Zombie MPs

What on earth has happened to ANC MPs? Two decades ago, the party’s legislators helped forge SA’s new Constitution and overhauled a vast swathe of apartheid-era legislation.

Soon after these triumphs, however, many of the governing party’s MPs moved into a dormant or even vegetative state. Party whips and the caucus code of conduct damped any enthusiasm they might have felt for parliamentary oversight.

Any committee chairman showing abnormal signs of intellectual activity was quickly appointed a deputy minister. The quality of ANC MPs steadily declined as the legislature became a retirement home for divisive provincial politicians.

Even the arrival of the noisy EFF in 2014 did not rouse most ANC members from their slumbers. But almost all parliamentary zombies have now been jolted into life by the shock of Cyril Ramaphosa’s elevation to the presidency.

Every day now, a torrent of statements pours out of the parliamentary media office. Earlier this week, the portfolio committees on police and on justice and correctional services castigated ministers and former ministers for “inadequate responses” to questions about the prosecution of alleged state-capture malefactors.

The portfolio committee on social development also hauled South African Social Security Agency directors over the coals for inadequate audit processes. The portfolio committee on public enterprises said it was “not happy or impressed” by how former Eskom board chairman Ben Ngubane had responded to its questions.

There are four possible explanations for the extraordinary revitalisation of once lethargic committee members and chairmen.

First, we may have arrived at a genuine watershed moment with regard to the moral character of SA’s political elites. MPs may have been shocked by how close the country came to full-scale state capture. Recognising how little they did to avert such a disastrous situation, ANC MPs are now driven by a redoubled personal determination to serve the people and by a deeper than ever moral rectitude.

Second, the ANC still lies in a post-conference interregnum. Since Ramaphosa has yet to secure an electoral mandate, party activists are now free to “follow their conscience”, although sceptics may feel that many MPs may not know what this entity is or where to find it.

Third, the reanimation of zombie MPs may have been initiated by paranormal clairvoyance about their presence on or absence from future candidate lists. After the Polokwane conference in 2007, when Jacob Zuma became ANC president, even doddery ANC parliamentarians staggered to their feet to lambast Thabo Mbeki’s loyalist ministers — often in the hope of future rewards from Zuma. Today, a Ramaphosa-controlled list process for the 2019 elections is again concentrating MPs’ minds.

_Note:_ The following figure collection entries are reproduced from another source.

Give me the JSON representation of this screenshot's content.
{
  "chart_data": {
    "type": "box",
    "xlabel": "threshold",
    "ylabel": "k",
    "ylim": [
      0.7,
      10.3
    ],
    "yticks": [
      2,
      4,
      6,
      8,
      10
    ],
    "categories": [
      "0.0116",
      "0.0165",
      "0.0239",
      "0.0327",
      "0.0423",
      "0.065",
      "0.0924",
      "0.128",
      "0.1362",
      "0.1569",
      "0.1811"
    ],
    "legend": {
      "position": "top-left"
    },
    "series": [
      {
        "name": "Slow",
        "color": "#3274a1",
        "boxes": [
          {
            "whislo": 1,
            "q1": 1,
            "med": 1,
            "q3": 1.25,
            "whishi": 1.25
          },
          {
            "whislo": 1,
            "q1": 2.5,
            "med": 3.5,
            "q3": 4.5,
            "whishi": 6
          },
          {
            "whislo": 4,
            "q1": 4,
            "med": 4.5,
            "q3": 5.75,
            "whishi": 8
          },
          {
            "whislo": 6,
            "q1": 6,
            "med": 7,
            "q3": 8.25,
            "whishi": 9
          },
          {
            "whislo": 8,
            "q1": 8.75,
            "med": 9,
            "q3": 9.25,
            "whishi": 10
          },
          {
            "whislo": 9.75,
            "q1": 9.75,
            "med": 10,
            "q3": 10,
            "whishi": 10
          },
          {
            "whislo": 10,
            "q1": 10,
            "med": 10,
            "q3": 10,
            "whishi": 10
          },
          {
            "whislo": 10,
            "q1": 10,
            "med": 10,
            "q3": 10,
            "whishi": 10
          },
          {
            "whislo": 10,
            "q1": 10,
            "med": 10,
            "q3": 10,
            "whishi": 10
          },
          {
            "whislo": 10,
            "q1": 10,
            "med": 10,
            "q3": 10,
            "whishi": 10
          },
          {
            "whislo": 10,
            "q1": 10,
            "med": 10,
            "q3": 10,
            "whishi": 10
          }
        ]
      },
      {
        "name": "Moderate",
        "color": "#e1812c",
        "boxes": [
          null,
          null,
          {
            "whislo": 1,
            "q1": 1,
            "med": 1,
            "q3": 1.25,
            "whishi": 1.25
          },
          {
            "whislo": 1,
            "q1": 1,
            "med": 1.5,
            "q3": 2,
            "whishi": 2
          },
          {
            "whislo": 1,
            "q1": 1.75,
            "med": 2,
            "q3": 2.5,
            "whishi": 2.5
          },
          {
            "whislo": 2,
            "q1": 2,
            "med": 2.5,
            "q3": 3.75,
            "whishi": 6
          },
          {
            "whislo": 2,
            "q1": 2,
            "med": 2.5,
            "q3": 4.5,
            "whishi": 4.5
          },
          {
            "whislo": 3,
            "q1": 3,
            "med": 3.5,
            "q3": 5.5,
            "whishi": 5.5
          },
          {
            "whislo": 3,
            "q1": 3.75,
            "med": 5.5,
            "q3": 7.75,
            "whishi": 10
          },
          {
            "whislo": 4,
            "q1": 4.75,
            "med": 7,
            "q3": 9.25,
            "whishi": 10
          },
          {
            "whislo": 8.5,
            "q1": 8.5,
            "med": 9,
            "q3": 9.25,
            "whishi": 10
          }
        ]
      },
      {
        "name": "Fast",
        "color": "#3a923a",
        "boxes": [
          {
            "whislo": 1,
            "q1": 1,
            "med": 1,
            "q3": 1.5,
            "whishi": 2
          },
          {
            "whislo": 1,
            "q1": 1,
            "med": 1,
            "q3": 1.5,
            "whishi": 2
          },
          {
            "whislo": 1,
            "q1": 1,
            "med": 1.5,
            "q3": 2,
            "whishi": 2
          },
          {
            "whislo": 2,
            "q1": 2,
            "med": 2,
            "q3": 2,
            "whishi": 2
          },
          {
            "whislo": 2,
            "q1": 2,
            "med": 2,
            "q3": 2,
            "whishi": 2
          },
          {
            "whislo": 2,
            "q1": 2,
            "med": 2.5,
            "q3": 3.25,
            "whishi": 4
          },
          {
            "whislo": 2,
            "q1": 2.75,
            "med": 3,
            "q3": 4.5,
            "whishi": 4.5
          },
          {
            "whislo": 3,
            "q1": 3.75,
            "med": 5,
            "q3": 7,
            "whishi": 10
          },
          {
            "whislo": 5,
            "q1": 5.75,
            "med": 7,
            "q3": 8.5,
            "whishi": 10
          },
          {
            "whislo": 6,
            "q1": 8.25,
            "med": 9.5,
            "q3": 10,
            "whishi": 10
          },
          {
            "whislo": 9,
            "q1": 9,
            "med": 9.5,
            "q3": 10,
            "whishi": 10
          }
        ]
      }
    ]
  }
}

Finally, ANC MPs may have been recruited to perform walk-on roles in the most ambitious theatrical performances yet conceived in post-apartheid SA. Given that state capture and parastatal looting were instigated and realised by multitudes of ANC politicians and their allies, these numerous malfeasants simply cannot all be punished without putting much of the party behind bars.

For this reason, a spectacular drama of parliamentary interrogation, castigation and humiliation is required to avert the need for a comprehensive (and also bourgeois-liberal) programme of prosecution and punishment.

Such a drama will smooth the way for a more thorough and legalistic covering of the tracks, one that can be accomplished only by a presidential commission of selective inquiry into state capture.

• Butler teaches public policy at the University of Cape Town.